In mezzo anche i talent televisivi?
“Non mi piacciono. Ne ho fatto uno nel 2013 per vari incroci di ragioni. Ringrazio chi mi ha contattato. Ma è una cosa che non sta nelle mie corde. Un programma sulle moto lo farei ma sulla cucina mai più”.
Veniamo a Messina e al ritrovo Billè. Perché la scelta di condividere un progetto così ambizioso?
“Due anni fa tramite un amico di Milazzo ho conosciuto la famiglia Urbano che voleva lanciare, mi ha detto, un progetto a Messina. Sono venuti a Milano Francesco e Umberto Urbano e abbiamo iniziato a parlare. Ho tentato di dissuaderli in tutte le maniere. Fare un luogo di ristoro significa mettersi in discussione. E’ il sogno che hanno tutti. E’ una cosa che ti intrippa. Anche gente che non c’entra nulla con la ristorazione vuole aprire ristoranti. E’ un lavoro che non è un lavoro. E’ una sorta di missione che non ti porterà mai guadagni. O lo fai perché senti di farlo, perché vuoi rappresentare te stesso, perché ti piace, o è meglio lasciar perdere. Ogni giorno devi dimostrare alla gente chi sei. La tua credibilità passa attraverso quattro sedie e attraverso quello che porti sul tavolo. Attorno al cibo ci sono tante aspettative. Sopravvivono bene le aziende familiari. Se investi, per i primi cinque anni, non vedi un centesimo. Sono andato a Bologna dove farò un grosso progetto e ho detto le stesse cose. Non sono riuscito a convincerli. Alla famiglia Urbano ho voluto bene subito. Ho visto una famiglia dedicata al lavoro”.
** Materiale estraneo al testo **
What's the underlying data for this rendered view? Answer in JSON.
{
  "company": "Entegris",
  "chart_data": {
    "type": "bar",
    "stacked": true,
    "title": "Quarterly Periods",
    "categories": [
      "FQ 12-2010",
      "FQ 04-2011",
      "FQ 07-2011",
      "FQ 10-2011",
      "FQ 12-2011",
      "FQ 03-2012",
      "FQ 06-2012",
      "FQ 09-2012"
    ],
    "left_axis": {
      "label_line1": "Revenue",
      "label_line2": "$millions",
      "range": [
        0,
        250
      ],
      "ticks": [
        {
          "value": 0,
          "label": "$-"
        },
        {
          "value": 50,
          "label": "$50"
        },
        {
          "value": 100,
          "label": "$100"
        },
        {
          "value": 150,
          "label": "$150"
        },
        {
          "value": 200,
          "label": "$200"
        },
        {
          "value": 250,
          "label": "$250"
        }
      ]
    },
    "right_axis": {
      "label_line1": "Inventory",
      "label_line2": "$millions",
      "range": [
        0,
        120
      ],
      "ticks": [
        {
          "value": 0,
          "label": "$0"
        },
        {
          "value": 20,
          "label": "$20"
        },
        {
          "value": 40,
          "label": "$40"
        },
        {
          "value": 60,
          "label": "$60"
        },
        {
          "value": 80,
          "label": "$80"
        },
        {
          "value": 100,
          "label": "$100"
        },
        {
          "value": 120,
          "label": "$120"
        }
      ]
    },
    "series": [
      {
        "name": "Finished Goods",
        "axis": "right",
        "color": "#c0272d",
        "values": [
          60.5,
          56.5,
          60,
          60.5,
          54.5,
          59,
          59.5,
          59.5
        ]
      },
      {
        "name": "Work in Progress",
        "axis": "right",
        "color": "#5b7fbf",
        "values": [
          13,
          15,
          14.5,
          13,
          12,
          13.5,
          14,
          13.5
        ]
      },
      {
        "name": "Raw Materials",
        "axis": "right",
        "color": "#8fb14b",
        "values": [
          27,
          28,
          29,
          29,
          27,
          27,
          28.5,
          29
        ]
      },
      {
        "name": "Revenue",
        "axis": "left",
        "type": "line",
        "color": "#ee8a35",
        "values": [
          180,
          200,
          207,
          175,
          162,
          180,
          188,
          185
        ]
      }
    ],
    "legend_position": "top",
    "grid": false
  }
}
Ma lei verrà spesso in città?
“Certo. In due anni sono venuto almeno trenta volte. Ho girato anche i vicoletti. Ho bisogno di conoscere i luoghi dove opero. Prima di tutto perché odio le concorrenze e le invidie”.
Invidie?….a Messina?
“Non mi meraviglio di nulla. E’ la gente che decide dove andare. Se ho un posto bellissimo non basta. Dentro il contenitore comanda la gente. E scattano sono le invidie, in tutto il mondo. Sono palermitano. Non parlo un’altra lingua. La Sicilia è unica. Gli attacchi che ci sono stati mossi rispetto all’enormità del mondo non mi hanno nemmeno sfiorato. Il fatto che tu faccia dà fastidio. Anche a San Vito Lo Capo ho avuto i miei problemi. L’invidia è tipica di coloro che hanno paura di confrontarsi.
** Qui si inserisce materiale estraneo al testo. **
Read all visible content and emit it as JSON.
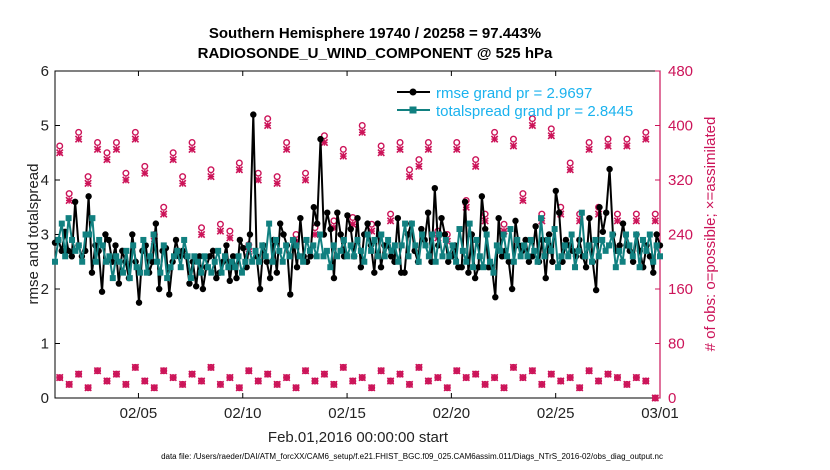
{
  "chart_data": {
    "type": "line",
    "title_line1": "Southern Hemisphere 19740 / 20258 = 97.443%",
    "title_line2": "RADIOSONDE_U_WIND_COMPONENT @ 525 hPa",
    "xlabel": "Feb.01,2016 00:00:00 start",
    "ylabel_left": "rmse and totalspread",
    "ylabel_right": "# of obs: o=possible; ×=assimilated",
    "x_ticks": [
      "02/05",
      "02/10",
      "02/15",
      "02/20",
      "02/25",
      "03/01"
    ],
    "x_tick_days": [
      4,
      9,
      14,
      19,
      24,
      29
    ],
    "x_range_days": [
      0,
      29
    ],
    "y_left_range": [
      0,
      6
    ],
    "y_left_ticks": [
      "0",
      "1",
      "2",
      "3",
      "4",
      "5",
      "6"
    ],
    "y_right_range": [
      0,
      480
    ],
    "y_right_ticks": [
      "0",
      "80",
      "160",
      "240",
      "320",
      "400",
      "480"
    ],
    "footnote": "data file: /Users/raeder/DAI/ATM_forcXX/CAM6_setup/f.e21.FHIST_BGC.f09_025.CAM6assim.011/Diags_NTrS_2016-02/obs_diag_output.nc",
    "series": [
      {
        "name": "rmse",
        "legend": "rmse grand pr = 2.9697",
        "color": "#000000",
        "values": [
          2.85,
          2.9,
          2.7,
          3.05,
          2.7,
          2.6,
          3.6,
          2.8,
          2.6,
          2.7,
          3.7,
          2.3,
          2.8,
          2.7,
          1.95,
          3.0,
          2.9,
          2.5,
          2.8,
          2.1,
          2.7,
          2.5,
          2.2,
          3.0,
          2.5,
          1.75,
          2.7,
          2.8,
          2.3,
          2.5,
          3.2,
          2.0,
          2.7,
          2.75,
          1.9,
          2.5,
          2.9,
          2.6,
          2.7,
          2.6,
          2.1,
          2.5,
          2.05,
          2.6,
          2.0,
          2.4,
          2.6,
          2.7,
          2.2,
          2.3,
          2.5,
          2.8,
          2.15,
          2.6,
          2.2,
          2.9,
          2.75,
          2.4,
          3.0,
          5.2,
          2.6,
          2.0,
          2.8,
          2.5,
          2.2,
          2.9,
          2.3,
          3.2,
          3.0,
          2.8,
          1.9,
          2.9,
          2.4,
          3.3,
          2.6,
          2.5,
          2.6,
          3.5,
          3.2,
          4.75,
          3.0,
          3.4,
          3.1,
          2.2,
          3.4,
          3.0,
          2.6,
          3.35,
          3.1,
          2.6,
          3.3,
          2.4,
          3.0,
          3.2,
          2.8,
          2.3,
          3.2,
          2.4,
          2.8,
          2.8,
          2.6,
          2.5,
          3.3,
          2.3,
          2.3,
          3.0,
          3.2,
          2.7,
          2.5,
          3.1,
          2.9,
          3.4,
          2.5,
          3.85,
          2.8,
          3.3,
          3.0,
          2.5,
          2.6,
          2.8,
          2.4,
          2.4,
          3.6,
          2.3,
          3.0,
          2.2,
          2.4,
          3.7,
          3.1,
          2.4,
          2.4,
          1.85,
          3.3,
          2.6,
          2.7,
          2.5,
          2.0,
          3.25,
          2.8,
          2.7,
          2.9,
          2.5,
          2.6,
          3.15,
          2.5,
          2.9,
          2.2,
          3.0,
          2.5,
          3.8,
          3.4,
          2.5,
          2.9,
          2.8,
          2.7,
          2.6,
          2.9,
          2.6,
          2.4,
          3.3,
          2.5,
          1.98,
          3.5,
          3.05,
          3.4,
          4.2,
          3.0,
          2.7,
          2.8,
          3.2,
          2.8,
          2.7,
          2.5,
          3.0,
          2.7,
          2.4,
          2.8,
          2.6,
          2.3,
          3.0,
          2.8
        ]
      },
      {
        "name": "totalspread",
        "legend": "totalspread grand pr = 2.8445",
        "color": "#118080",
        "values": [
          2.5,
          2.9,
          3.2,
          2.6,
          3.3,
          2.9,
          2.7,
          2.8,
          2.5,
          3.0,
          3.0,
          3.3,
          2.5,
          2.9,
          2.8,
          2.5,
          2.6,
          2.2,
          2.6,
          2.5,
          2.3,
          2.7,
          2.2,
          2.8,
          2.4,
          2.3,
          2.9,
          2.3,
          2.6,
          3.0,
          2.5,
          2.3,
          2.8,
          2.2,
          2.4,
          2.6,
          2.7,
          2.4,
          2.9,
          2.6,
          2.2,
          2.6,
          2.5,
          2.3,
          2.6,
          2.4,
          2.3,
          2.5,
          2.7,
          2.3,
          2.6,
          2.4,
          2.5,
          2.4,
          2.6,
          2.3,
          2.5,
          2.8,
          2.5,
          2.7,
          2.5,
          2.8,
          2.6,
          3.2,
          2.5,
          2.9,
          2.7,
          2.5,
          2.8,
          2.6,
          2.9,
          2.8,
          2.6,
          2.5,
          2.9,
          2.7,
          2.8,
          2.6,
          3.0,
          2.6,
          2.7,
          2.4,
          2.8,
          2.6,
          2.7,
          2.9,
          2.6,
          2.8,
          2.6,
          2.9,
          2.7,
          2.5,
          3.0,
          2.7,
          2.9,
          2.6,
          3.0,
          2.6,
          2.9,
          2.7,
          2.8,
          2.5,
          2.8,
          3.2,
          2.6,
          3.2,
          2.8,
          2.5,
          3.0,
          2.8,
          2.6,
          3.0,
          2.5,
          3.0,
          2.6,
          2.9,
          2.6,
          2.8,
          2.5,
          3.1,
          2.7,
          2.5,
          3.2,
          2.4,
          2.9,
          2.6,
          2.4,
          3.0,
          2.5,
          2.3,
          2.8,
          2.7,
          3.0,
          2.6,
          3.1,
          2.5,
          2.9,
          2.6,
          2.8,
          2.6,
          2.9,
          2.7,
          2.5,
          3.3,
          2.6,
          2.9,
          2.7,
          3.1,
          2.4,
          2.6,
          2.8,
          2.6,
          3.0,
          2.4,
          2.7,
          3.4,
          2.6,
          2.8,
          2.5,
          2.9,
          2.6,
          2.9,
          2.7,
          2.8,
          3.0,
          2.4,
          2.7,
          2.5,
          3.0,
          2.8,
          2.6,
          3.0,
          2.4,
          2.9,
          2.7,
          3.0,
          2.5,
          2.8,
          2.6
        ]
      },
      {
        "name": "obs possible",
        "marker": "o",
        "axis": "right",
        "color": "#cc1459",
        "values": [
          370,
          300,
          390,
          325,
          375,
          360,
          375,
          330,
          390,
          340,
          240,
          280,
          360,
          325,
          375,
          250,
          335,
          255,
          245,
          345,
          225,
          330,
          410,
          325,
          375,
          240,
          330,
          250,
          385,
          260,
          365,
          265,
          400,
          255,
          370,
          270,
          375,
          335,
          350,
          375,
          245,
          240,
          375,
          290,
          350,
          270,
          390,
          255,
          380,
          300,
          410,
          270,
          395,
          280,
          345,
          270,
          375,
          280,
          380,
          270,
          380,
          270,
          390,
          270
        ]
      },
      {
        "name": "obs assimilated",
        "marker": "x",
        "axis": "right",
        "color": "#cc1459",
        "values": [
          360,
          290,
          380,
          315,
          365,
          350,
          365,
          320,
          380,
          330,
          230,
          270,
          350,
          315,
          365,
          240,
          325,
          245,
          235,
          335,
          215,
          320,
          400,
          315,
          365,
          230,
          320,
          240,
          375,
          250,
          355,
          255,
          390,
          245,
          360,
          260,
          365,
          325,
          340,
          365,
          235,
          230,
          365,
          280,
          340,
          260,
          380,
          245,
          370,
          290,
          400,
          260,
          385,
          270,
          335,
          260,
          365,
          270,
          370,
          260,
          370,
          260,
          380,
          260
        ]
      },
      {
        "name": "obs possible low",
        "marker": "o",
        "axis": "right",
        "color": "#cc1459",
        "values": [
          30,
          20,
          35,
          15,
          40,
          25,
          35,
          20,
          45,
          25,
          15,
          40,
          30,
          20,
          35,
          25,
          45,
          20,
          30,
          15,
          40,
          25,
          35,
          20,
          30,
          15,
          40,
          25,
          35,
          20,
          45,
          25,
          30,
          15,
          40,
          25,
          35,
          20,
          45,
          25,
          30,
          15,
          40,
          30,
          35,
          20,
          30,
          15,
          45,
          30,
          40,
          20,
          35,
          25,
          30,
          15,
          40,
          25,
          35,
          30,
          20,
          30,
          25,
          0
        ]
      },
      {
        "name": "obs assimilated low",
        "marker": "x",
        "axis": "right",
        "color": "#cc1459",
        "values": [
          30,
          20,
          35,
          15,
          40,
          25,
          35,
          20,
          45,
          25,
          15,
          40,
          30,
          20,
          35,
          25,
          45,
          20,
          30,
          15,
          40,
          25,
          35,
          20,
          30,
          15,
          40,
          25,
          35,
          20,
          45,
          25,
          30,
          15,
          40,
          25,
          35,
          20,
          45,
          25,
          30,
          15,
          40,
          30,
          35,
          20,
          30,
          15,
          45,
          30,
          40,
          20,
          35,
          25,
          30,
          15,
          40,
          25,
          35,
          30,
          20,
          30,
          25,
          0
        ]
      }
    ]
  }
}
Da giovedì mattina quel posto deve dimostrare qualcosa”.
Lancerà qualche piatto?
“Ho una fantasia galoppante. Lancerò un dolcetto: il Bunker. Ha capito bene: il bunker. Proprio come chiamavano quella costruzione che ospiterà parte del nostro locale disegnata dall’architetto Piero Lissoni. E’ mousse di pistacchio puro con sopra ganache di cioccolato puro. E’ un contenitore. Non sai quello che c’è dentro. Il pistacchio può non piacere. Ma prima devi provarlo. Devi vederlo bene. Come il locale. Le beghe da quartiere non giovano a nessuno. Ho detto ai detrattori che se volevano e se vogliono avere un confronto, sanno dove trovarmi. Nessuno mi ha chiamato. Da giovedì sarò dietro il bancone. A servire Caffè, cornetti, Cous Cous e i miei bunker”.